Die Windräder werden sich schwertun, den Atomstrom zu ersetzen, weil ihre Leistungsfähigkeit begrenzt ist. Obwohl es in Deutschland davon heute schon wimmelt, tragen sie nur winzige 1,4 % zum Endenergieverbrauch bei. Zudem liefern sie einen ziemlich unregelmäßig fließenden und deshalb wertlosen Strom, den man durch Gaskraftwerke und Speicherkraftwerke verstetigen muss, bevor er nutzbar wird. Aber keine Angst, das Licht wird in Deutschland nicht ausgehen. In den anderen europäischen Ländern gibt es nämlich weit über 100 Atommeiler, die uns mit Strom versorgen werden. Die Belieferung mit ausländischem Atomstrom kann Deutschland, ohne die EU-Verträge zu brechen, gar nicht verhindern, selbst wenn es das wollte. Das Land, das für die Energiegewinnung durch Atomspaltung den Nobelpreis bekommen hat und einmal führend bei dieser Technologie war, gibt seine Sicherheit in die Hände der französischen und tschechischen Nachbarn, deren Kraftwerke zum Teil so nah an den deutschen Grenzen stehen, dass man sie mit bloßem Auge von Deutschland aus sehen kann.

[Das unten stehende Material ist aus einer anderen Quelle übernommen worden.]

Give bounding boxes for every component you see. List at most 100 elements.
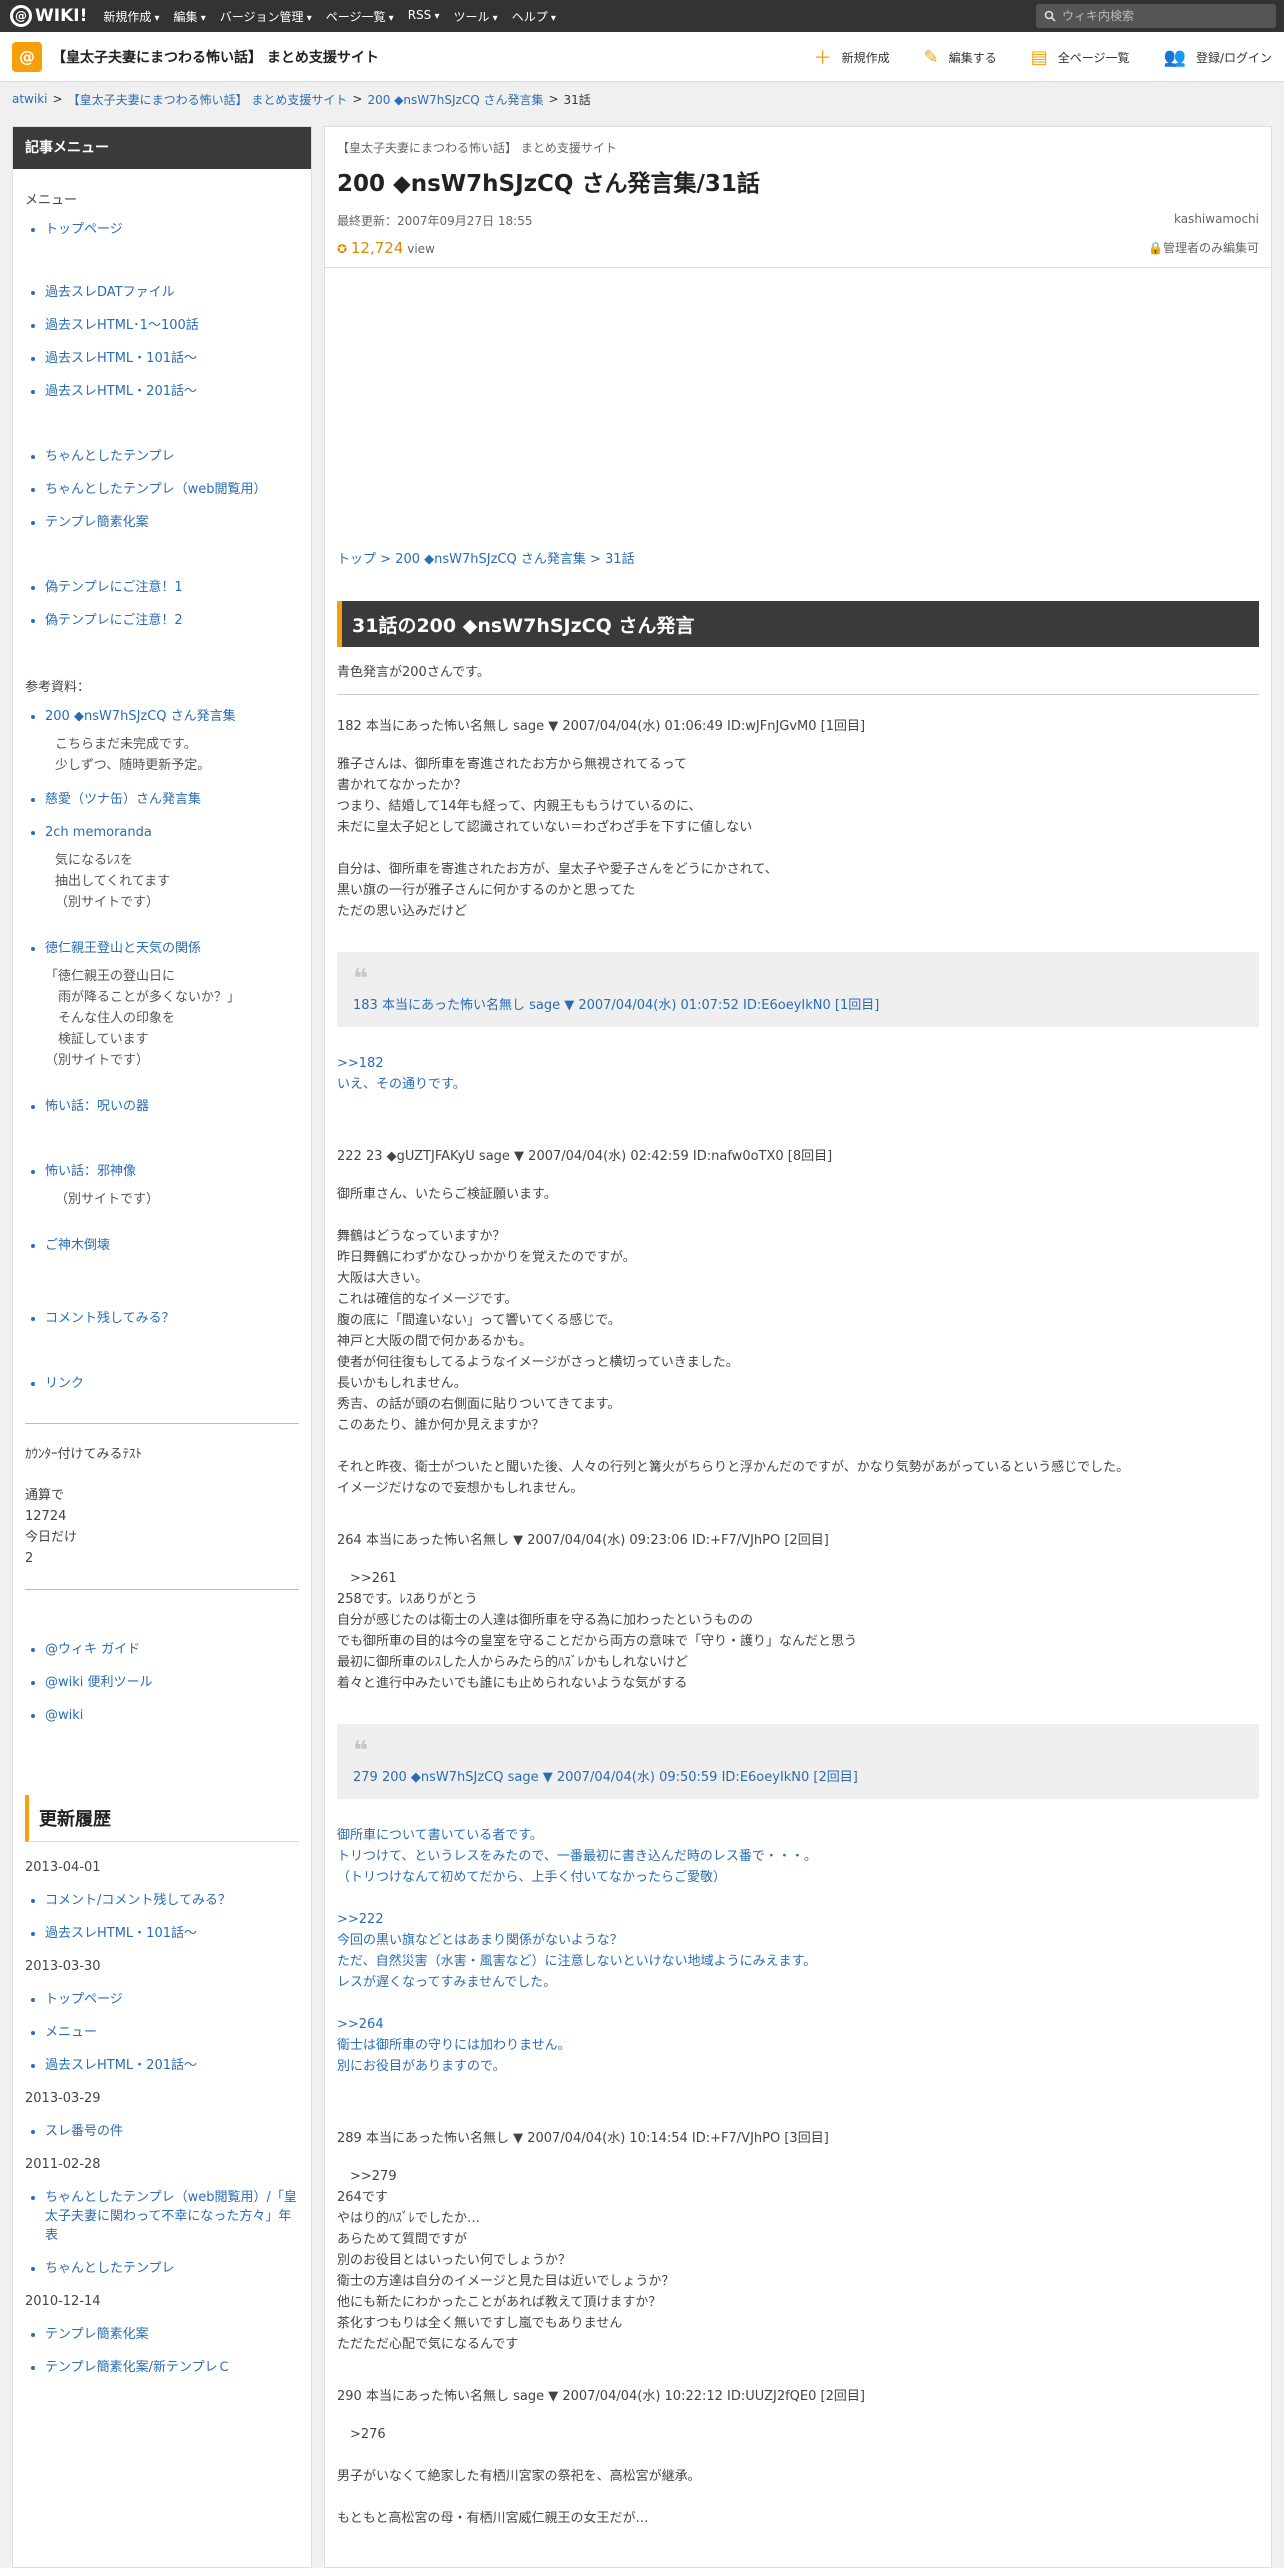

Aber das sind Fakten, die wir verdrängen, denn es geht ja in Wahrheit gar nicht um eine rationale Entscheidung, sondern um Gefühle, Stimmungen und Träume. Die deutsche Konsensgesellschaft steht im Bann der neuen grünen Ideologie, die den Sozialismus ersetzt hat. Kaum eine Woche vergeht, ohne dass irgendeine führende Zeitung über technische Wunderdinge berichtet, die uns helfen, fossile Energie zu sparen und neue Energiequellen zu erschließen. Man träumt von der Wasserstoffwirtschaft, als ob der Wasserstoff irgendwo im Boden läge und nicht bloß ein Speichermedium sei. Man will das Land mit Windrädern bepflastern, die Dächer mit Solarzellen decken und die Autos mit Biosprit fahren. Neue Industrien werden mit öffentlichem Geld hochgezogen, um diese Bedürfnisse zu befriedigen, aber im Endeffekt zahlt immer der Bürger die Zeche.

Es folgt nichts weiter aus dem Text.